I’m not in the habit of feeling sorry for members of the British royal family. But last month, when the press reported that a pregnant Kate Middleton had been hospitalized with hyperemesis gravidarum, my stomach lurched in sympathy. Pregnancy-related hyperemesis is usually described as “severe morning sickness,” but that doesn’t capture the suffering it involves. Unlike the intermittent, typically short-lived nausea of morning sickness, hyperemesis gravidarum is characterized by debilitatingly severe, nearly constant nausea, sometimes accompanied by vomiting, that can last for an entire pregnancy. Stephanie Nolen, a hyperemesis sufferer, described her experience in the Globe and Mail in December:
For the first months of my pregnancies, the world pitched and roiled and heaved. I could tolerate no food, or the smell of food. I don’t mean that I was a little pukey. I mean that I spent 50 days curled up motionless in the dark under a blanket, unable to bear rolling over at even a glacial pace.

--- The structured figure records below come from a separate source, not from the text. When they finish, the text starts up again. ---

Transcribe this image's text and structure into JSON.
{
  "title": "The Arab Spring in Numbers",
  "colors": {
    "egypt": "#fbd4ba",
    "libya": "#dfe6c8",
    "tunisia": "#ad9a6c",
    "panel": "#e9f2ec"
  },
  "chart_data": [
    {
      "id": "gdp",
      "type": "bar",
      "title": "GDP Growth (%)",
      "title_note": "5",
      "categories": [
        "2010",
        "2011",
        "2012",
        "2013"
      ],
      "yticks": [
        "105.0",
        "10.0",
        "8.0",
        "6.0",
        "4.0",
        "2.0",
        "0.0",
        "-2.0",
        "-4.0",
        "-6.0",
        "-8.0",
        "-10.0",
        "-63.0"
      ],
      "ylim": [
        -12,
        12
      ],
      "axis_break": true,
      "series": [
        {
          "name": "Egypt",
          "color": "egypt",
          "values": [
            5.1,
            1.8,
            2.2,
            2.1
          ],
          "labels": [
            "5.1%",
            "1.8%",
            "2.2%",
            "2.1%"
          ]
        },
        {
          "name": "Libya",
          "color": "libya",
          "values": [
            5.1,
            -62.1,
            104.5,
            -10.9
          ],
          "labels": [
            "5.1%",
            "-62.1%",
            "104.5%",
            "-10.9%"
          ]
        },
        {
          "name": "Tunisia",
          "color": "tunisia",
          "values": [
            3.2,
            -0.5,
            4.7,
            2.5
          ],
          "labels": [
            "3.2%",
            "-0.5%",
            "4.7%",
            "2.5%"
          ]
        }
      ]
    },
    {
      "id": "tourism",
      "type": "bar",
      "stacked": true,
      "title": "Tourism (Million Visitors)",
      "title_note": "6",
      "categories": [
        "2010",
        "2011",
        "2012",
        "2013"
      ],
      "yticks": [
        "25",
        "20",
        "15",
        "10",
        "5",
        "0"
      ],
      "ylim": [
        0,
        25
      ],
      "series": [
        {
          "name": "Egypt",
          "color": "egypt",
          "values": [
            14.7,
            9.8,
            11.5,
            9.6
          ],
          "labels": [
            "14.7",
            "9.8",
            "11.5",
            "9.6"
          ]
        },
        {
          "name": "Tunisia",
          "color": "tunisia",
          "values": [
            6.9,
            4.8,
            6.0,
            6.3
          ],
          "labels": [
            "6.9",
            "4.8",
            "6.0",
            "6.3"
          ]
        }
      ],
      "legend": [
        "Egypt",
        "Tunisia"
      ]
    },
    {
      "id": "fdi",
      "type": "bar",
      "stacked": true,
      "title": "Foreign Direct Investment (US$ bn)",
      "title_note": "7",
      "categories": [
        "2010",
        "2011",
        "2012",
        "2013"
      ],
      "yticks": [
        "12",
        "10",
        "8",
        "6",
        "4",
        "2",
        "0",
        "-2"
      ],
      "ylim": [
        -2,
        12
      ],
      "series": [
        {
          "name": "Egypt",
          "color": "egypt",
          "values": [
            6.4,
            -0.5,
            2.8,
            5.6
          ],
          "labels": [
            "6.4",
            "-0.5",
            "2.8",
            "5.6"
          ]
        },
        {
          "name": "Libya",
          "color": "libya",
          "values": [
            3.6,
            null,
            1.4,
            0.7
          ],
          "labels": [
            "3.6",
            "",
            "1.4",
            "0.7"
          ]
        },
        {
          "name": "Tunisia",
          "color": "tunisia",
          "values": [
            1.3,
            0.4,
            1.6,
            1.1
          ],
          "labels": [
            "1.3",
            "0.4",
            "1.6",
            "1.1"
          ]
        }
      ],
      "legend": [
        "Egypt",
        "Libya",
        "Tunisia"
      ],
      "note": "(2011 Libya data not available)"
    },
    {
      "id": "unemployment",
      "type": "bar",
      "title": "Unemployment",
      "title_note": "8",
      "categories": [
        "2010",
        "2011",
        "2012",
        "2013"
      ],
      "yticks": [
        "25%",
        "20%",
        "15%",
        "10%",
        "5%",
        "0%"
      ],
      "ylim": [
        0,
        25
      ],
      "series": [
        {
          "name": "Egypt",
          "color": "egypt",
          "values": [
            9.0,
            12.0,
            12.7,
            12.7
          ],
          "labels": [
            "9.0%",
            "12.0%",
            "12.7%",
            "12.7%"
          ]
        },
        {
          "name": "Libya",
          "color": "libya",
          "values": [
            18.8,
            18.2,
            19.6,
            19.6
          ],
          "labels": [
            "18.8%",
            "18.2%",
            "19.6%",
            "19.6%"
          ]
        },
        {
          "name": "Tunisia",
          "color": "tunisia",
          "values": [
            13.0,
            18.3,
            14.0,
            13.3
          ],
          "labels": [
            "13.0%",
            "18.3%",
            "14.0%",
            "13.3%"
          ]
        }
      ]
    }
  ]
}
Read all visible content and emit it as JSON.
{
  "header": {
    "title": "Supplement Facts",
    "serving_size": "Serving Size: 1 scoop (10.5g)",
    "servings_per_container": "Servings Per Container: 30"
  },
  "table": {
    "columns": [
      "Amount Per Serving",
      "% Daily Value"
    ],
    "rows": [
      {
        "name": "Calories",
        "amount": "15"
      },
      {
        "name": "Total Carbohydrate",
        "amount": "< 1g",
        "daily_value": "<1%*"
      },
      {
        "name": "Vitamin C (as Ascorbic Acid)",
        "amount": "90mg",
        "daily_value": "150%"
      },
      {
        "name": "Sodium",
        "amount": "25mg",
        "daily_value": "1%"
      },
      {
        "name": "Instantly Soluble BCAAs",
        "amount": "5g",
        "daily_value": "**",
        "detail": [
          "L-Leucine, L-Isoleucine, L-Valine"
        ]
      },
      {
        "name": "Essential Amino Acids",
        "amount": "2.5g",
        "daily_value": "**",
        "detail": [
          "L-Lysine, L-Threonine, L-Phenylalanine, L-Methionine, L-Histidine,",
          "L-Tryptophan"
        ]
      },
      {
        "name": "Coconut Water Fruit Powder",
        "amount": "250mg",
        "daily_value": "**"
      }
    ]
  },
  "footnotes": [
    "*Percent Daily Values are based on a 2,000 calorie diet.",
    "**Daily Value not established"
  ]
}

I lost five kilograms in a couple of weeks. I could not speak, I could not open my eyes, and when a sympathetic friend crept in to see me, the undulating pattern of her black-and-white striped pants triggered a round of heaving.
Only a few drugs are known to ease hyperemesis, and none of them work very well. Most sufferers are hospitalized periodically for dehydration and then sent home to curl up in bed, try not to worry about fetal weight gain and hope striped pants go out of style.